As an elder law attorney, I am continuingly asked, “What happens if I die without a will?” The most accurate answer is, “I don’t have a clue,” and sadly, you probably don’t either.
When you pass away, you want your estate passed down to the beneficiaries you choose. But it’s not that simple. There are certain rules and procedures that are already being applied to your assets whether you realize it or not.
The first rule is that a last will and testament controls assets that are solely in your name. This can be especially important when it comes to blended families. For example, if a parent has a will leaving everything to his children from a previous marriage but has named his current wife as a joint owner or beneficiary over the house and financial accounts, then the will essentially becomes obsolete. This is because joint ownership and beneficiary designations supersede the will.

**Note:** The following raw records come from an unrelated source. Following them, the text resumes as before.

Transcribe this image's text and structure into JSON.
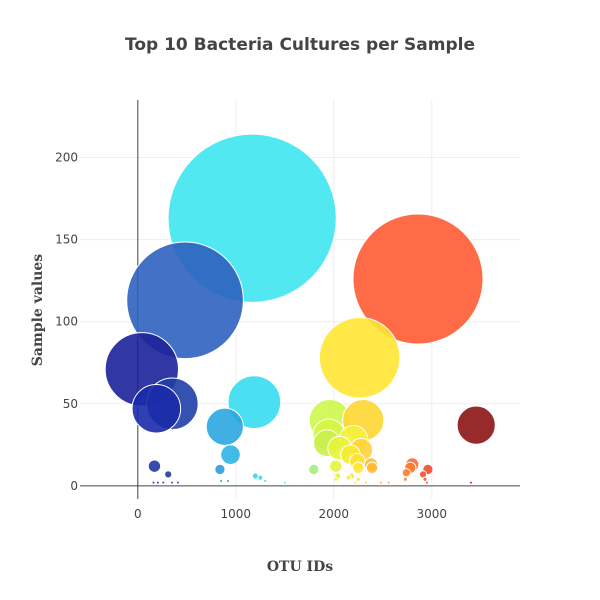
{
  "chart_data": {
    "type": "scatter",
    "title": "Top 10 Bacteria Cultures per Sample",
    "xlabel": "OTU IDs",
    "ylabel": "Sample values",
    "xlim": [
      -590,
      3900
    ],
    "ylim": [
      -8,
      235
    ],
    "xticks": [
      0,
      1000,
      2000,
      3000
    ],
    "yticks": [
      0,
      50,
      100,
      150,
      200
    ],
    "grid": true,
    "colorscale": "Jet",
    "points": [
      {
        "x": 1167,
        "y": 163,
        "color": "#3fe5f0"
      },
      {
        "x": 2859,
        "y": 126,
        "color": "#ff5a33"
      },
      {
        "x": 482,
        "y": 113,
        "color": "#2e62bf"
      },
      {
        "x": 2264,
        "y": 78,
        "color": "#ffe533"
      },
      {
        "x": 41,
        "y": 71,
        "color": "#1c2299"
      },
      {
        "x": 1189,
        "y": 51,
        "color": "#36ddf0"
      },
      {
        "x": 352,
        "y": 50,
        "color": "#1f3fa8"
      },
      {
        "x": 189,
        "y": 47,
        "color": "#1a2aa8"
      },
      {
        "x": 3453,
        "y": 37,
        "color": "#8c1414"
      },
      {
        "x": 1960,
        "y": 40,
        "color": "#ccf74a"
      },
      {
        "x": 2300,
        "y": 40,
        "color": "#ffd633"
      },
      {
        "x": 888,
        "y": 36,
        "color": "#2ba6e0"
      },
      {
        "x": 1950,
        "y": 31,
        "color": "#d4f542"
      },
      {
        "x": 2200,
        "y": 28,
        "color": "#f5f03a"
      },
      {
        "x": 1930,
        "y": 26,
        "color": "#c9f04d"
      },
      {
        "x": 2060,
        "y": 23,
        "color": "#e6f53a"
      },
      {
        "x": 2280,
        "y": 22,
        "color": "#ffd23a"
      },
      {
        "x": 2170,
        "y": 19,
        "color": "#f5ea33"
      },
      {
        "x": 946,
        "y": 19,
        "color": "#2fb3e6"
      },
      {
        "x": 2240,
        "y": 15,
        "color": "#ffe033"
      },
      {
        "x": 2380,
        "y": 13,
        "color": "#ffbe33"
      },
      {
        "x": 170,
        "y": 12,
        "color": "#2136a6"
      },
      {
        "x": 2800,
        "y": 13,
        "color": "#ff6a2e"
      },
      {
        "x": 2020,
        "y": 12,
        "color": "#e3f53d"
      },
      {
        "x": 2250,
        "y": 11,
        "color": "#ffe633"
      },
      {
        "x": 2780,
        "y": 11,
        "color": "#ff7a30"
      },
      {
        "x": 2390,
        "y": 11,
        "color": "#ffb833"
      },
      {
        "x": 2960,
        "y": 10,
        "color": "#f24a2e"
      },
      {
        "x": 1795,
        "y": 10,
        "color": "#a4f07a"
      },
      {
        "x": 838,
        "y": 10,
        "color": "#2a9fd9"
      },
      {
        "x": 2740,
        "y": 8,
        "color": "#ff7a2e"
      },
      {
        "x": 2910,
        "y": 7,
        "color": "#f05030"
      },
      {
        "x": 310,
        "y": 7,
        "color": "#1f3aa6"
      },
      {
        "x": 2180,
        "y": 6,
        "color": "#f5ea33"
      },
      {
        "x": 1200,
        "y": 6,
        "color": "#3ad6f0"
      },
      {
        "x": 2040,
        "y": 6,
        "color": "#e0f53d"
      },
      {
        "x": 1250,
        "y": 5,
        "color": "#3ed9f0"
      },
      {
        "x": 2150,
        "y": 5,
        "color": "#f0f03a"
      },
      {
        "x": 2730,
        "y": 4,
        "color": "#ff8430"
      },
      {
        "x": 2930,
        "y": 4,
        "color": "#f25630"
      },
      {
        "x": 2020,
        "y": 4,
        "color": "#e3f53d"
      },
      {
        "x": 2250,
        "y": 4,
        "color": "#ffe233"
      },
      {
        "x": 1300,
        "y": 3,
        "color": "#3fd9f0"
      },
      {
        "x": 160,
        "y": 2,
        "color": "#1f3aa6"
      },
      {
        "x": 205,
        "y": 2,
        "color": "#1f40aa"
      },
      {
        "x": 260,
        "y": 2,
        "color": "#2244ad"
      },
      {
        "x": 350,
        "y": 2,
        "color": "#2346b0"
      },
      {
        "x": 410,
        "y": 2,
        "color": "#2550b5"
      },
      {
        "x": 850,
        "y": 3,
        "color": "#2a9fd9"
      },
      {
        "x": 920,
        "y": 3,
        "color": "#2ca6dc"
      },
      {
        "x": 1500,
        "y": 2,
        "color": "#5ce6d9"
      },
      {
        "x": 2220,
        "y": 2,
        "color": "#f7e83a"
      },
      {
        "x": 2330,
        "y": 2,
        "color": "#ffcc33"
      },
      {
        "x": 2480,
        "y": 2,
        "color": "#ffa833"
      },
      {
        "x": 2560,
        "y": 2,
        "color": "#ff9a30"
      },
      {
        "x": 2950,
        "y": 2,
        "color": "#f24a2e"
      },
      {
        "x": 3400,
        "y": 2,
        "color": "#a01c1c"
      }
    ]
  }
}
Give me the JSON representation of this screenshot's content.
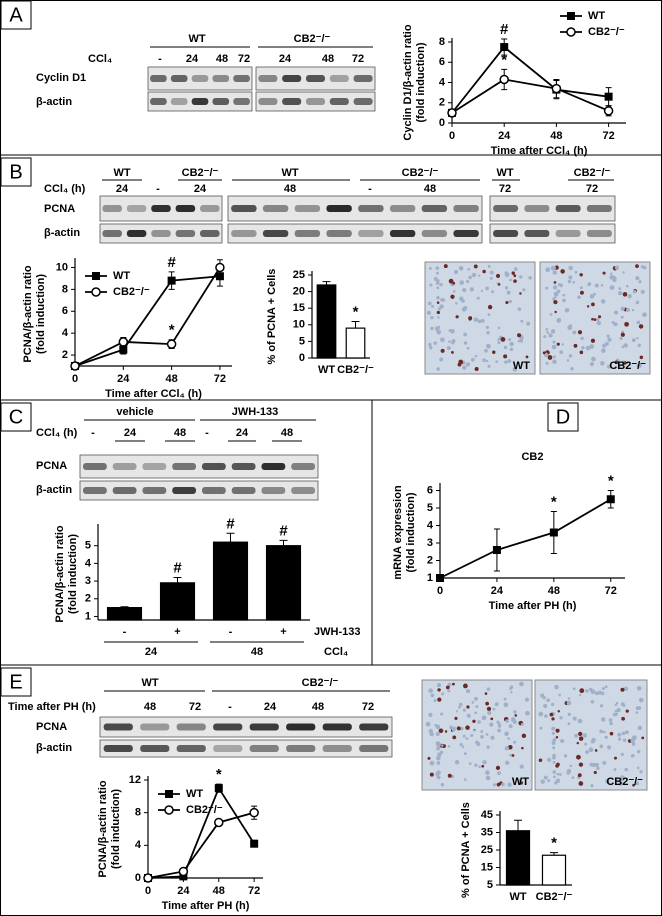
{
  "panel_letters": [
    "A",
    "B",
    "C",
    "D",
    "E"
  ],
  "blots": {
    "A": {
      "group_labels": [
        "WT",
        "CB2⁻/⁻"
      ],
      "treatment": "CCl₄",
      "lane_labels": [
        "-",
        "24",
        "48",
        "72",
        "24",
        "48",
        "72"
      ],
      "row_labels": [
        "Cyclin D1",
        "β-actin"
      ]
    },
    "B": {
      "group_labels": [
        "WT",
        "CB2⁻/⁻",
        "WT",
        "CB2⁻/⁻",
        "WT",
        "CB2⁻/⁻"
      ],
      "treatment": "CCl₄ (h)",
      "lane_labels": [
        "24",
        "-",
        "24",
        "48",
        "-",
        "48",
        "72",
        "72"
      ],
      "row_labels": [
        "PCNA",
        "β-actin"
      ]
    },
    "C": {
      "group_labels": [
        "vehicle",
        "JWH-133"
      ],
      "treatment": "CCl₄ (h)",
      "lane_labels": [
        "-",
        "24",
        "48",
        "-",
        "24",
        "48"
      ],
      "row_labels": [
        "PCNA",
        "β-actin"
      ]
    },
    "E": {
      "group_labels": [
        "WT",
        "CB2⁻/⁻"
      ],
      "treatment": "Time after PH (h)",
      "lane_labels": [
        "48",
        "72",
        "-",
        "24",
        "48",
        "72"
      ],
      "row_labels": [
        "PCNA",
        "β-actin"
      ]
    }
  },
  "micrograph_labels": {
    "B": [
      "WT",
      "CB2⁻/⁻"
    ],
    "E": [
      "WT",
      "CB2⁻/⁻"
    ]
  },
  "chart_data": [
    {
      "type": "line",
      "y_label": [
        "Cyclin D1/β-actin ratio",
        "(fold induction)"
      ],
      "x_label": "Time after CCl₄ (h)",
      "x": [
        0,
        24,
        48,
        72
      ],
      "xlim": [
        0,
        80
      ],
      "xticks": [
        0,
        24,
        48,
        72
      ],
      "ylim": [
        0,
        8
      ],
      "yticks": [
        0,
        2,
        4,
        6,
        8
      ],
      "legend": "upper right",
      "series": [
        {
          "name": "WT",
          "color": "#000000",
          "marker": "square",
          "values": [
            1,
            7.5,
            3.3,
            2.6
          ],
          "errors": [
            0,
            0.8,
            0.9,
            0.9
          ],
          "significance": [
            null,
            "#",
            null,
            null
          ]
        },
        {
          "name": "CB2⁻/⁻",
          "color": "#000000",
          "marker": "open circle",
          "values": [
            1,
            4.3,
            3.4,
            1.2
          ],
          "errors": [
            0,
            1,
            0.9,
            0.5
          ],
          "significance": [
            null,
            "*",
            null,
            null
          ]
        }
      ]
    },
    {
      "type": "line",
      "y_label": [
        "PCNA/β-actin ratio",
        "(fold induction)"
      ],
      "x_label": "Time after CCl₄ (h)",
      "x": [
        0,
        24,
        48,
        72
      ],
      "xlim": [
        0,
        78
      ],
      "xticks": [
        0,
        24,
        48,
        72
      ],
      "ylim": [
        1,
        10.5
      ],
      "yticks": [
        2,
        4,
        6,
        8,
        10
      ],
      "legend": "upper left",
      "series": [
        {
          "name": "WT",
          "color": "#000000",
          "marker": "square",
          "values": [
            1,
            2.5,
            8.8,
            9.2
          ],
          "errors": [
            0,
            0.4,
            0.8,
            0.9
          ],
          "significance": [
            null,
            null,
            "#",
            null
          ]
        },
        {
          "name": "CB2⁻/⁻",
          "color": "#000000",
          "marker": "open circle",
          "values": [
            1,
            3.2,
            3.0,
            10.0
          ],
          "errors": [
            0,
            0.4,
            0.4,
            0.7
          ],
          "significance": [
            null,
            null,
            "*",
            null
          ]
        }
      ]
    },
    {
      "type": "bar",
      "y_label": [
        "% of  PCNA + Cells"
      ],
      "categories": [
        "WT",
        "CB2⁻/⁻"
      ],
      "values": [
        22,
        9
      ],
      "errors": [
        1,
        2
      ],
      "colors": [
        "#000000",
        "#ffffff"
      ],
      "significance": [
        null,
        "*"
      ],
      "ylim": [
        0,
        25
      ],
      "yticks": [
        0,
        5,
        10,
        15,
        20,
        25
      ]
    },
    {
      "type": "bar",
      "y_label": [
        "PCNA/β-actin ratio",
        "(fold induction)"
      ],
      "categories": [
        "-",
        "+",
        "-",
        "+"
      ],
      "values": [
        1.5,
        2.9,
        5.2,
        5.0
      ],
      "errors": [
        0.05,
        0.3,
        0.5,
        0.3
      ],
      "color": "#000000",
      "significance": [
        null,
        "#",
        "#",
        "#"
      ],
      "ylim": [
        0.8,
        6
      ],
      "yticks": [
        1,
        2,
        3,
        4,
        5
      ],
      "row_label": "JWH-133",
      "groups": [
        "24",
        "48"
      ],
      "group_label": "CCl₄"
    },
    {
      "type": "line",
      "title": "CB2",
      "y_label": [
        "mRNA expression",
        "(fold induction)"
      ],
      "x_label": "Time after PH (h)",
      "x": [
        0,
        24,
        48,
        72
      ],
      "xlim": [
        0,
        78
      ],
      "xticks": [
        0,
        24,
        48,
        72
      ],
      "ylim": [
        1,
        6.2
      ],
      "yticks": [
        1,
        2,
        3,
        4,
        5,
        6
      ],
      "series": [
        {
          "color": "#000000",
          "marker": "square",
          "values": [
            1,
            2.6,
            3.6,
            5.5
          ],
          "errors": [
            0,
            1.2,
            1.2,
            0.5
          ],
          "significance": [
            null,
            null,
            "*",
            "*"
          ]
        }
      ]
    },
    {
      "type": "line",
      "y_label": [
        "PCNA/β-actin ratio",
        "(fold induction)"
      ],
      "x_label": "Time after PH (h)",
      "x": [
        0,
        24,
        48,
        72
      ],
      "xlim": [
        0,
        78
      ],
      "xticks": [
        0,
        24,
        48,
        72
      ],
      "ylim": [
        0,
        12
      ],
      "yticks": [
        0,
        4,
        8,
        12
      ],
      "legend": "upper left",
      "series": [
        {
          "name": "WT",
          "color": "#000000",
          "marker": "square",
          "values": [
            0,
            0.2,
            11,
            4.2
          ],
          "errors": [
            0,
            0.2,
            0.5,
            0.4
          ],
          "significance": [
            null,
            null,
            "*",
            null
          ]
        },
        {
          "name": "CB2⁻/⁻",
          "color": "#000000",
          "marker": "open circle",
          "values": [
            0,
            0.8,
            6.8,
            8
          ],
          "errors": [
            0,
            0.2,
            0.3,
            0.8
          ]
        }
      ]
    },
    {
      "type": "bar",
      "y_label": [
        "% of  PCNA + Cells"
      ],
      "categories": [
        "WT",
        "CB2⁻/⁻"
      ],
      "values": [
        36,
        22
      ],
      "errors": [
        6,
        1.5
      ],
      "colors": [
        "#000000",
        "#ffffff"
      ],
      "significance": [
        null,
        "*"
      ],
      "ylim": [
        5,
        45
      ],
      "yticks": [
        5,
        15,
        25,
        35,
        45
      ]
    }
  ]
}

Here is an example: A married couple have recently divorced, but they share a child. If the father signs a new will leaving everything to the child but names a sibling as a beneficiary of his life insurance policy, once he dies, that money will go to the sibling, not the child.
A law to keep in mind
Another rule that’s crucial to keep in mind is the law of intestate succession. That means if someone dies without proper planning, their estate will automatically go to their next of kin. The law is state-specific, but generally follows the family tree. Your spouse will get most of it, and the rest will be passed down to your children.
This could be detrimental depending on the individual’s situation. Let’s say you and your spouse both die without a will in place. According to the law, your estate would automatically go to your children as long as they’re over the age of 18. For some families, that may not be the best option. Having a will in place allows you to place restrictions on how your children receive their inheritance. Maybe you don’t want them to have access to their inheritance until they’re older, or maybe you want them to use it for something specific, like education. You must clearly state that in your will. Otherwise, they’ll be entitled to use their inheritance however they want.
If you understand the rules, you can ensure that you create a plan that passes your estate down to the beneficiaries that you want and not unintended beneficiaries. So long as you have a will, you have the power to control how and when your beneficiaries receive their inheritance and who will be in charge of administering your estate. Without a will in place, those decisions will be determined by the law.
Why a complete estate plan is so important
As important as it is, having a last will and testament is only a part of the estate planning process. If you rely on just a will, your estate will have to go through probate, which can take months or even years, depending on the size and complexity of your situation. In addition, a will has nothing to do with appointing someone to make your medical and financial decisions if you become unable to do so. This is why it is so important to have a complete estate plan in place.
A good estate plan has the documents needed for any situation that might arise. This includes designating a medical power of attorney, a financial power of attorney, a revocable trust agreement that allows you to pass your estate down to your beneficiaries without the need of probate court and, finally, a last will and testament.
With a complete estate plan, you have the power to protect your estate while you’re alive, ensuring that your wishes will be followed once you’re gone.